Research on Skin Cancer Classification Based on an Optimized AlexNet Model
DOI:
https://doi.org/10.61173/14rmtt73Keywords:
Deep learning, skin cancer, AlexNet modelAbstract
Skin cancer is one of the most common types of tumors worldwide, and its early detection and diagnosis are essential for enhancing treatment efficacy and patient prognosis. Nevertheless, conventional pathological examination techniques are frequently time-intensive and inefficient, thereby constraining their applicability in large-scale clinical screening.
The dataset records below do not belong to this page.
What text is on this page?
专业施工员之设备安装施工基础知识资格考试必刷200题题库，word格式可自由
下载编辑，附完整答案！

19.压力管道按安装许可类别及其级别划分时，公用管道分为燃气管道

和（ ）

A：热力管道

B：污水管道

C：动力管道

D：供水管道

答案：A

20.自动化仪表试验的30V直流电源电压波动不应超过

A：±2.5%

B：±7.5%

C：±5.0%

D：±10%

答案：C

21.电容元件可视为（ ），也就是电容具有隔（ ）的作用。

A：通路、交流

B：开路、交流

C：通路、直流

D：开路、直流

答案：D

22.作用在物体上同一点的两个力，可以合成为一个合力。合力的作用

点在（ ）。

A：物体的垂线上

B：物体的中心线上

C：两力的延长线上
To overcome these limitations, the current study introduces an enhanced AlexNet model grounded in deep learning, incorporating a dynamic learning rate adjustment strategy to refine the training process. By extracting discriminative features from images of benign and malignant skin cancers, the model was trained and optimized to attain superior performance. The finalized model demonstrated a classification accuracy of 85% on the skin cancer test dataset sourced from the Kaggle dataset, alongside an area under the ROC curve (AUC) of 0.9321, reflecting a robust capability to distinguish between benign and malignant lesions. The optimized AlexNet-based model developed in this study effectively achieves the classification of benign and malignant skin lesions, offering meaningful support for clinical diagnosis and decision-making.